29.10.2009 Wirtschaftsrecht

OGH: Zur Publikums-GmbH & Co KG - mittelbare Beteiligung der Anleger via Treuhand

Zwischen Anlegern und Gesellschaft besteht kein gesellschaftsrechtliches Verhältnis; auch die dem unterbeteiligten Anleger zustehenden (meist schwach ausgestalteten) Mitverwaltungsrechte an der Hauptgesellschaft ändern nichts daran, dass die Unterbeteiligten im Verhältnis zur Gesellschaft Dritte bleiben, nicht Mitglieder der Gesellschaft werden und zu ihr in keinem Vertragsverhältnis stehen


Schlagworte: Gesellschaftsrecht, Publikums-GmbH & Co KG, Treuhand

GZ 9 Ob 68/08b, 29.06.2009

OGH: Die hier von den Beteiligten gewählte Gesellschaftskonstruktion ist die einer Publikums-GmbH & Co KG, deren Besonderheit darin besteht, dass die Kommanditistin (hier die beklagte GmbH) Treuhänderin einer Vielzahl von rein kapitalistischen Anlegern (darunter die Klägerin) ist, die selbst nicht Gesellschafter der KG sind ("kupierte Publikums-KG"). Mit dieser Konstruktion wird vom Leitbild der Personengesellschaft weitgehend abgewichen: Es tritt eine Personengesellschaft auf den Kapitalmarkt, um Anleger zu werben. Bei den Anlegern handelt es sich um Personen, die untereinander und zu den eigentlichen Gesellschaften keinerlei persönliche oder sonstige nähere Beziehung haben, wie sie bei der "normalen" Kommanditgesellschaft regelmäßig vorliegt. Da gegenüber den Anlegern der Gesellschaftsvertrag und der Treuhandvertrag vorgegeben ist und von diesen lediglich unterzeichnet und übernommen werden kann, ist für die Anleger die Situation von der Idee einer personengesellschaftlichen Organisationsform weit entfernt. Durch die Zwischenschaltung des Treuhänders ergeben sich für die KG Vorteile:Sie muss nur einen Kommanditisten ins Firmenbuch eintragen und hat auch gesellschaftsrechtlich nur mit einem Kommanditisten zu tun; sie kann aber das Kapital von vielen kleinen Anlegern lukrieren. Der Anleger selbst profitiert hingegen von der Treuhandkonstruktion nicht: Die nur mittelbare Beteiligung der Kapitalgeber hat eine nur schwache Rechtsstellung derselben und damit Defizite beim Anlegerschutz zur Folge. Für die Anleger stellt sich die Situation - insbesondere wenn (wie hier) monatliche Ratenzahlung vereinbart wird - eher als Sparanlage denn als (mittelbares) gesellschaftliches Verhältnis dar. Bei der Beurteilung konkreter Rechtsfolgen muss also beachtet werden, dass die Aufspaltung des Gegenübers des Anlegers in Treuhänder und Gesellschaft in aller erster Linie im Interesse der Gesellschaft, nicht aber im Interesse der Anleger liegt.
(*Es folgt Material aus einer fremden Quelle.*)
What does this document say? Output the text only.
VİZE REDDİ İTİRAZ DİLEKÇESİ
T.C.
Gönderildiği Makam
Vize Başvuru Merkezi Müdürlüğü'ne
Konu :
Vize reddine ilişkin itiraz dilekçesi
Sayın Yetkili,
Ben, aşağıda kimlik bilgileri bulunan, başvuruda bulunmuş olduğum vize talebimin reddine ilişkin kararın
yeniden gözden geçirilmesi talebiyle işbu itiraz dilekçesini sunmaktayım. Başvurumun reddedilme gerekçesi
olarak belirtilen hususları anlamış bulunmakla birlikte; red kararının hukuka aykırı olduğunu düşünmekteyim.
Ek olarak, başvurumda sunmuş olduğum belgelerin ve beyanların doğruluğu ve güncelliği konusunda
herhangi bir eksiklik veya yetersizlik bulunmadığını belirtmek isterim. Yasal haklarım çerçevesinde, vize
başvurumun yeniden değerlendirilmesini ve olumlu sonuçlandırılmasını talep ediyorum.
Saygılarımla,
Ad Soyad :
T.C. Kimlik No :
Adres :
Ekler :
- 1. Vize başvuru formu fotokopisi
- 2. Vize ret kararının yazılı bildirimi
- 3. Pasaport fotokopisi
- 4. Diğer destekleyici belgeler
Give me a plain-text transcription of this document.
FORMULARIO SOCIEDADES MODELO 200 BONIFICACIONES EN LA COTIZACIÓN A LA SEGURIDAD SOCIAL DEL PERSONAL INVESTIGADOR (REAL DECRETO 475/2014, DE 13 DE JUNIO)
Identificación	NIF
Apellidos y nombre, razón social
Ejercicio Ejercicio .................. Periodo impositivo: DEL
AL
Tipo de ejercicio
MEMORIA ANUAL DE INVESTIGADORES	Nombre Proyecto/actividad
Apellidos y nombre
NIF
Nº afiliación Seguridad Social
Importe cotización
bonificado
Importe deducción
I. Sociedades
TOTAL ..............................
Lehre und Rechtsprechung vertreten zu vergleichbaren Konstruktionen die Auffassung, dass kein gesellschaftsrechtliches Verhältnis zwischen Anlegern und Gesellschaft besteht und dass auch die dem unterbeteiligten Anleger zustehenden (meist schwach ausgestalteten) Mitverwaltungsrechte an der Hauptgesellschaft nichts daran ändern, dass die Unterbeteiligten im Verhältnis zur Gesellschaft Dritte bleiben, nicht Mitglieder der Gesellschaft werden und zu ihr in keinem Vertragsverhältnis stehen.

Auch die in der Lehre erwogene Möglichkeit der Qualifizierung des Innenverhältnisses zwischen Treuhänder und Treugeber als Gesellschaft bürgerlichen Rechts kommt jedenfalls hier nicht in Betracht: Das Verhältnis zwischen der Klägerin und der Beklagten ist nicht gleichrangig. Der Anlegerin wurde ein fertiges Gefüge aus dem Gesellschaftsvertrag der KG und dem Treuhandvertrag präsentiert, auf das sie keinen Einfluss hatte. Die Anleger und die Treuhänderin haben sich zu keinem gemeinsamen Zweck zusammengeschlossen. Die Treuhänderin ist den Anlegern gegenüber zur Treuhand, zur Verwaltung des Gesellschaftsanteils und zur Wahrung der Interessen der Anleger verpflichtet, selbst aber nicht Teil eines Gesellschaftsverhältnisses zwischen ihr und den Anlegern. Der Klägerin ist daher beizupflichten, dass das Rechtsverhältnis zwischen ihr und der Beklagten in aller erster Linie durch den Treuhandvertrag bestimmt wird.